Les magasins d'Alleur et Lodelinsart ont effectivement gardé portes closes, a confirmé samedi matin Raymond Vrijdaghs, secrétaire permanent CNE, à l'agence Belga, ainsi que Deurne et Leeuw-saint-Pierre, a ajouté le CEO Vincent Nolf. Le personnel est présent devant les établissements pour soutenir les délégués, a précisé M. Vrijdaghs. "L'objectif n'est pas forcément de poursuivre la grève, il s'agit d'un premier coup mais nous attendons des nouvelles de la direction." Le Setca s'est désolidarisé de l'action sur le site d'Alleur mais la grève est menée en front commun au niveau national.
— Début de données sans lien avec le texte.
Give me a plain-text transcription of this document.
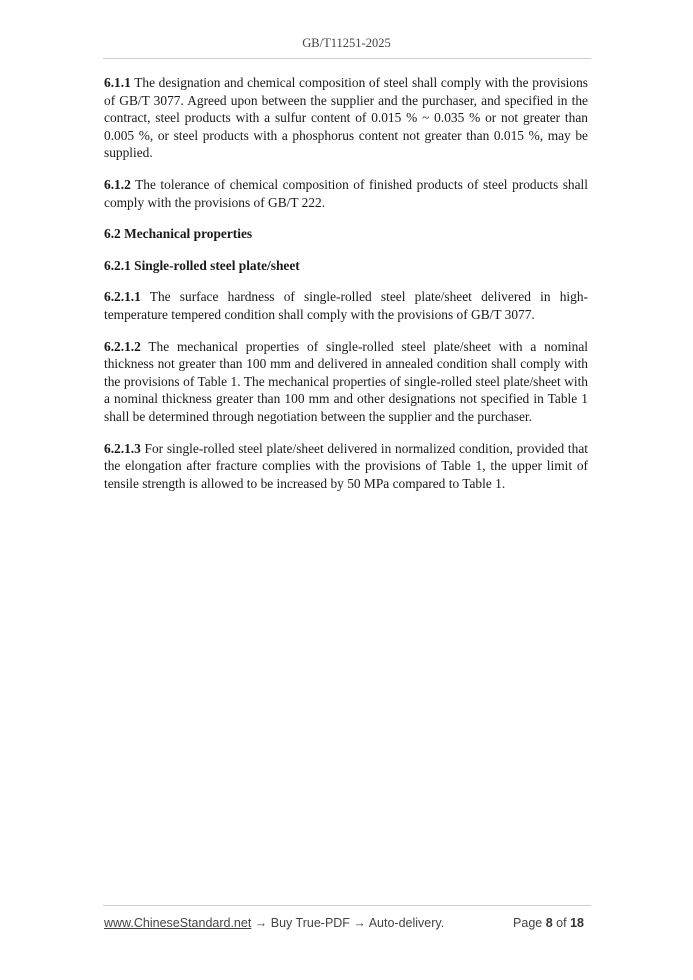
GB/T11251-2025

6.1.1 The designation and chemical composition of steel shall comply with the provisions of GB/T 3077. Agreed upon between the supplier and the purchaser, and specified in the contract, steel products with a sulfur content of 0.015 % ~ 0.035 % or not greater than 0.005 %, or steel products with a phosphorus content not greater than 0.015 %, may be supplied.

6.1.2 The tolerance of chemical composition of finished products of steel products shall comply with the provisions of GB/T 222.

6.2 Mechanical properties

6.2.1 Single-rolled steel plate/sheet

6.2.1.1 The surface hardness of single-rolled steel plate/sheet delivered in high-temperature tempered condition shall comply with the provisions of GB/T 3077.

6.2.1.2 The mechanical properties of single-rolled steel plate/sheet with a nominal thickness not greater than 100 mm and delivered in annealed condition shall comply with the provisions of Table 1. The mechanical properties of single-rolled steel plate/sheet with a nominal thickness greater than 100 mm and other designations not specified in Table 1 shall be determined through negotiation between the supplier and the purchaser.

6.2.1.3 For single-rolled steel plate/sheet delivered in normalized condition, provided that the elongation after fracture complies with the provisions of Table 1, the upper limit of tensile strength is allowed to be increased by 50 MPa compared to Table 1.

www.ChineseStandard.net → Buy True-PDF → Auto-delivery.	Page 8 of 18
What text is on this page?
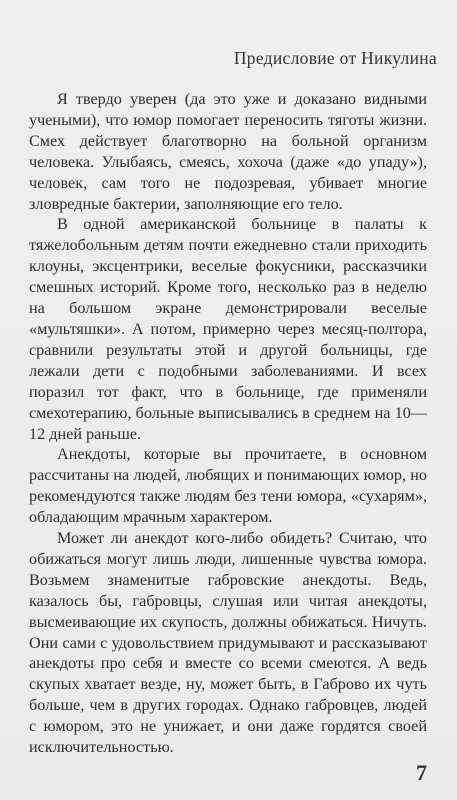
Предисловие от Никулина

Я твердо уверен (да это уже и доказано видными учеными), что юмор помогает переносить тяготы жизни. Смех действует благотворно на больной организм человека. Улыбаясь, смеясь, хохоча (даже «до упаду»), человек, сам того не подозревая, убивает многие зловредные бактерии, заполняющие его тело.

В одной американской больнице в палаты к тяжелобольным детям почти ежедневно стали приходить клоуны, эксцентрики, веселые фокусники, рассказчики смешных историй. Кроме того, несколько раз в неделю на большом экране демонстрировали веселые «мультяшки». А потом, примерно через месяц-полтора, сравнили результаты этой и другой больницы, где лежали дети с подобными заболеваниями. И всех поразил тот факт, что в больнице, где применяли смехотерапию, больные выписывались в среднем на 10—12 дней раньше.

Анекдоты, которые вы прочитаете, в основном рассчитаны на людей, любящих и понимающих юмор, но рекомендуются также людям без тени юмора, «сухарям», обладающим мрачным характером.

Может ли анекдот кого-либо обидеть? Считаю, что обижаться могут лишь люди, лишенные чувства юмора. Возьмем знаменитые габровские анекдоты. Ведь, казалось бы, габровцы, слушая или читая анекдоты, высмеивающие их скупость, должны обижаться. Ничуть. Они сами с удовольствием придумывают и рассказывают анекдоты про себя и вместе со всеми смеются. А ведь скупых хватает везде, ну, может быть, в Габрово их чуть больше, чем в других городах. Однако габровцев, людей с юмором, это не унижает, и они даже гордятся своей исключительностью.

7
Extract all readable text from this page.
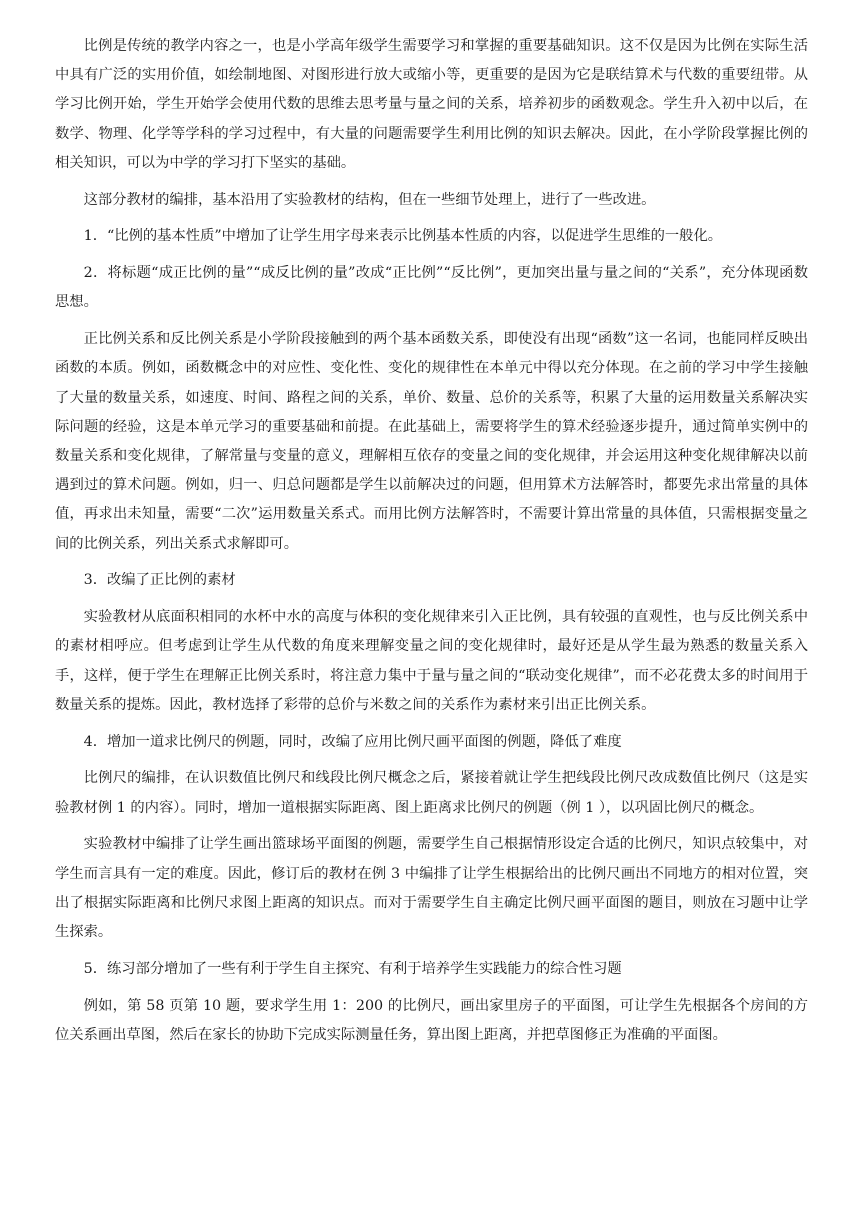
比例是传统的教学内容之一，也是小学高年级学生需要学习和掌握的重要基础知识。这不仅是因为比例在实际生活中具有广泛的实用价值，如绘制地图、对图形进行放大或缩小等，更重要的是因为它是联结算术与代数的重要纽带。从学习比例开始，学生开始学会使用代数的思维去思考量与量之间的关系，培养初步的函数观念。学生升入初中以后，在数学、物理、化学等学科的学习过程中，有大量的问题需要学生利用比例的知识去解决。因此，在小学阶段掌握比例的相关知识，可以为中学的学习打下坚实的基础。

这部分教材的编排，基本沿用了实验教材的结构，但在一些细节处理上，进行了一些改进。

1．“比例的基本性质”中增加了让学生用字母来表示比例基本性质的内容，以促进学生思维的一般化。

2．将标题“成正比例的量”“成反比例的量”改成“正比例”“反比例”，更加突出量与量之间的“关系”，充分体现函数思想。

正比例关系和反比例关系是小学阶段接触到的两个基本函数关系，即使没有出现“函数”这一名词，也能同样反映出函数的本质。例如，函数概念中的对应性、变化性、变化的规律性在本单元中得以充分体现。在之前的学习中学生接触了大量的数量关系，如速度、时间、路程之间的关系，单价、数量、总价的关系等，积累了大量的运用数量关系解决实际问题的经验，这是本单元学习的重要基础和前提。在此基础上，需要将学生的算术经验逐步提升，通过简单实例中的数量关系和变化规律，了解常量与变量的意义，理解相互依存的变量之间的变化规律，并会运用这种变化规律解决以前遇到过的算术问题。例如，归一、归总问题都是学生以前解决过的问题，但用算术方法解答时，都要先求出常量的具体值，再求出未知量，需要“二次”运用数量关系式。而用比例方法解答时，不需要计算出常量的具体值，只需根据变量之间的比例关系，列出关系式求解即可。

3．改编了正比例的素材

实验教材从底面积相同的水杯中水的高度与体积的变化规律来引入正比例，具有较强的直观性，也与反比例关系中的素材相呼应。但考虑到让学生从代数的角度来理解变量之间的变化规律时，最好还是从学生最为熟悉的数量关系入手，这样，便于学生在理解正比例关系时，将注意力集中于量与量之间的“联动变化规律”，而不必花费太多的时间用于数量关系的提炼。因此，教材选择了彩带的总价与米数之间的关系作为素材来引出正比例关系。

4．增加一道求比例尺的例题，同时，改编了应用比例尺画平面图的例题，降低了难度

比例尺的编排，在认识数值比例尺和线段比例尺概念之后，紧接着就让学生把线段比例尺改成数值比例尺（这是实验教材例 1 的内容）。同时，增加一道根据实际距离、图上距离求比例尺的例题（例 1 ），以巩固比例尺的概念。

实验教材中编排了让学生画出篮球场平面图的例题，需要学生自己根据情形设定合适的比例尺，知识点较集中，对学生而言具有一定的难度。因此，修订后的教材在例 3 中编排了让学生根据给出的比例尺画出不同地方的相对位置，突出了根据实际距离和比例尺求图上距离的知识点。而对于需要学生自主确定比例尺画平面图的题目，则放在习题中让学生探索。

5．练习部分增加了一些有利于学生自主探究、有利于培养学生实践能力的综合性习题

例如，第 58 页第 10 题，要求学生用 1：200 的比例尺，画出家里房子的平面图，可让学生先根据各个房间的方位关系画出草图，然后在家长的协助下完成实际测量任务，算出图上距离，并把草图修正为准确的平面图。
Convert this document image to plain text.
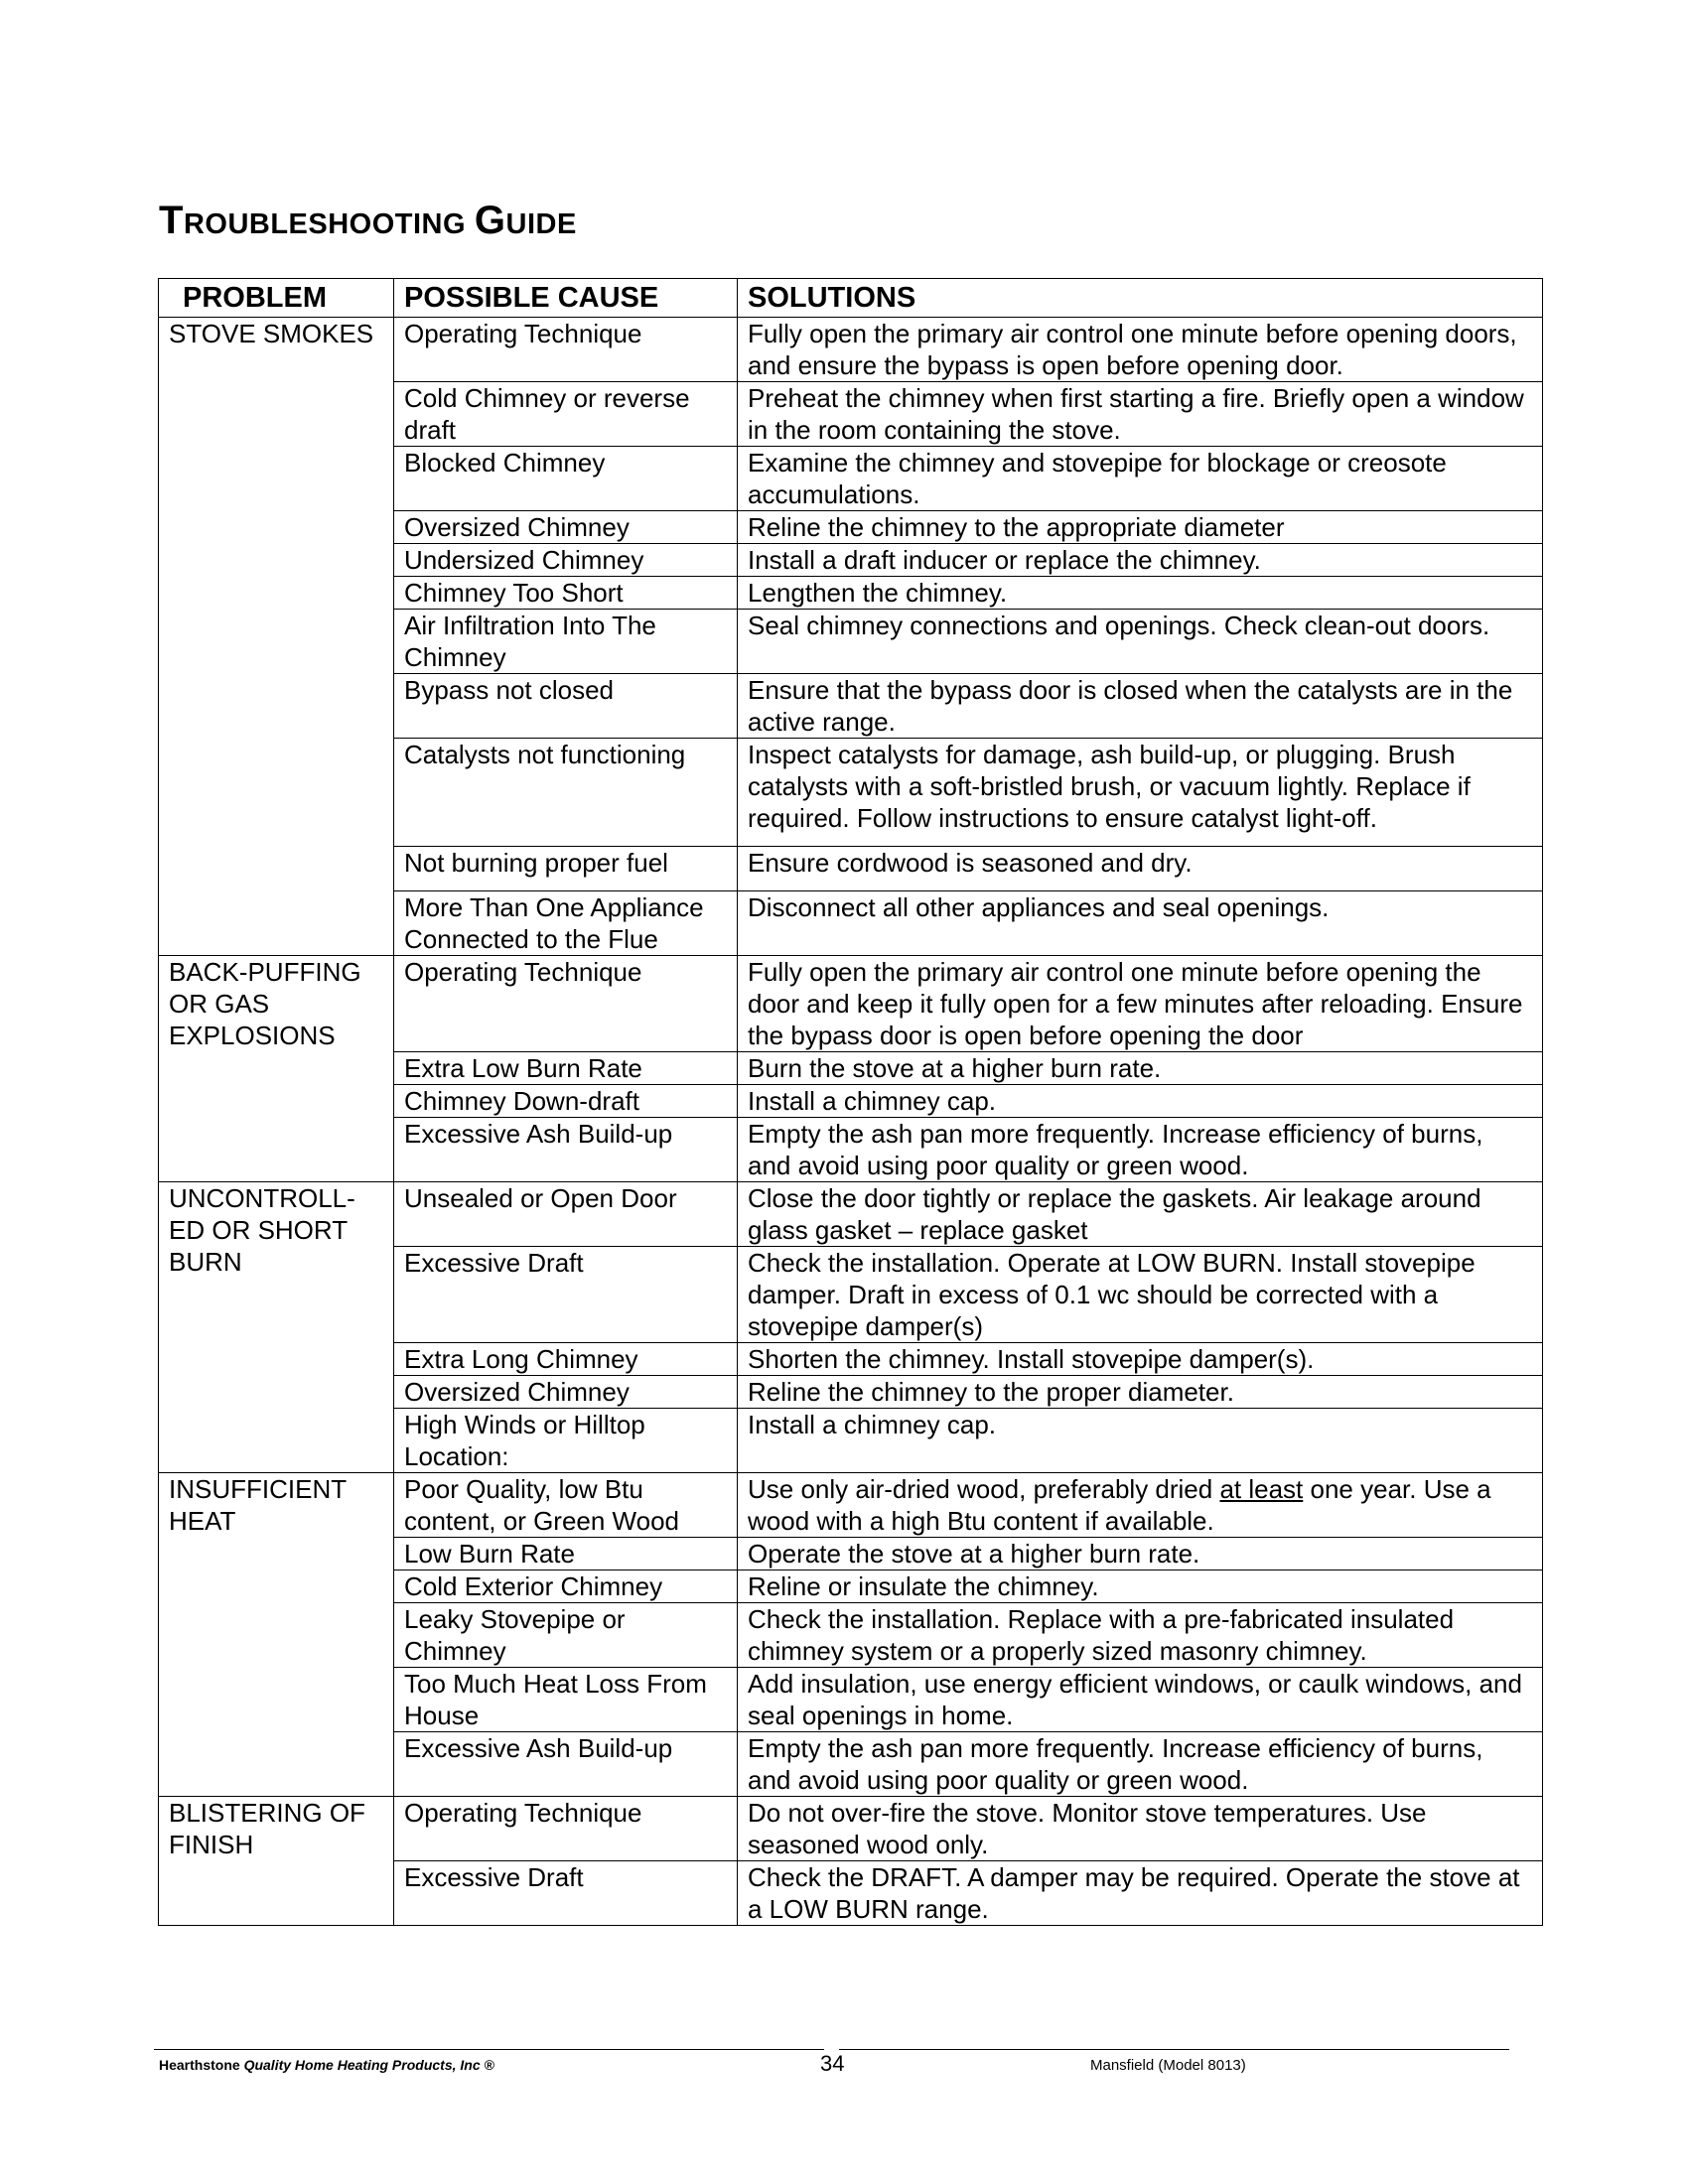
TROUBLESHOOTING GUIDE
PROBLEM	POSSIBLE CAUSE	SOLUTIONS
STOVE SMOKES	Operating Technique	Fully open the primary air control one minute before opening doors, and ensure the bypass is open before opening door.
	Cold Chimney or reverse draft	Preheat the chimney when first starting a fire. Briefly open a window in the room containing the stove.
	Blocked Chimney	Examine the chimney and stovepipe for blockage or creosote accumulations.
	Oversized Chimney	Reline the chimney to the appropriate diameter
	Undersized Chimney	Install a draft inducer or replace the chimney.
	Chimney Too Short	Lengthen the chimney.
	Air Infiltration Into The Chimney	Seal chimney connections and openings. Check clean-out doors.
	Bypass not closed	Ensure that the bypass door is closed when the catalysts are in the active range.
	Catalysts not functioning	Inspect catalysts for damage, ash build-up, or plugging. Brush catalysts with a soft-bristled brush, or vacuum lightly. Replace if required. Follow instructions to ensure catalyst light-off.
	Not burning proper fuel	Ensure cordwood is seasoned and dry.
	More Than One Appliance Connected to the Flue	Disconnect all other appliances and seal openings.
BACK-PUFFING OR GAS EXPLOSIONS	Operating Technique	Fully open the primary air control one minute before opening the door and keep it fully open for a few minutes after reloading. Ensure the bypass door is open before opening the door
	Extra Low Burn Rate	Burn the stove at a higher burn rate.
	Chimney Down-draft	Install a chimney cap.
	Excessive Ash Build-up	Empty the ash pan more frequently. Increase efficiency of burns, and avoid using poor quality or green wood.
UNCONTROLL-ED OR SHORT BURN	Unsealed or Open Door	Close the door tightly or replace the gaskets. Air leakage around glass gasket – replace gasket
	Excessive Draft	Check the installation. Operate at LOW BURN. Install stovepipe damper. Draft in excess of 0.1 wc should be corrected with a stovepipe damper(s)
	Extra Long Chimney	Shorten the chimney. Install stovepipe damper(s).
	Oversized Chimney	Reline the chimney to the proper diameter.
	High Winds or Hilltop Location:	Install a chimney cap.
INSUFFICIENT HEAT	Poor Quality, low Btu content, or Green Wood	Use only air-dried wood, preferably dried at least one year. Use a wood with a high Btu content if available.
	Low Burn Rate	Operate the stove at a higher burn rate.
	Cold Exterior Chimney	Reline or insulate the chimney.
	Leaky Stovepipe or Chimney	Check the installation. Replace with a pre-fabricated insulated chimney system or a properly sized masonry chimney.
	Too Much Heat Loss From House	Add insulation, use energy efficient windows, or caulk windows, and seal openings in home.
	Excessive Ash Build-up	Empty the ash pan more frequently. Increase efficiency of burns, and avoid using poor quality or green wood.
BLISTERING OF FINISH	Operating Technique	Do not over-fire the stove. Monitor stove temperatures. Use seasoned wood only.
	Excessive Draft	Check the DRAFT. A damper may be required. Operate the stove at a LOW BURN range.
Hearthstone Quality Home Heating Products, Inc ®	34	Mansfield (Model 8013)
La direction de Makro se dit, quant à elle, "surprise" par la grève de ce samedi. "Le résultat des succès commerciaux de Makro est toujours assombri par des coûts structurels élevés. Suspendre les initiatives de réduction des coûts serait donc irresponsable et ne bénéficierait pas à l'emploi", a expliqué Vincent Nolf, confirmant poursuivre ses projets.

La direction regrette qu'"aucune initiative n'ait pu être discutée en profondeur à ce jour au sein d'un conseil d'entreprise extraordinaire", et ce "malgré les diverses tentatives de la direction pour instaurer un dialogue social". M. Nolf invite dès lors les syndicats à venir à la prochaine réunion de concertation le 22 octobre.

La direction de Makro a annoncé début septembre qu'elle ne prolongerait pas 100 à 200 contrats temporaires dans le courant de l'année prochaine et qu'elle envisageait une série de modifications d'organisation dans ses six magasins (Deurne, Eke, Machelen, Leeuw-Saint-Pierre, Alleur et Lodelinsart).

Depuis l'annonce de début septembre, des mouvements de grève ont éclaté, les syndicats exprimant ainsi leur mécontentement face aux "refus répétés de la direction d'ouvrir une concertation".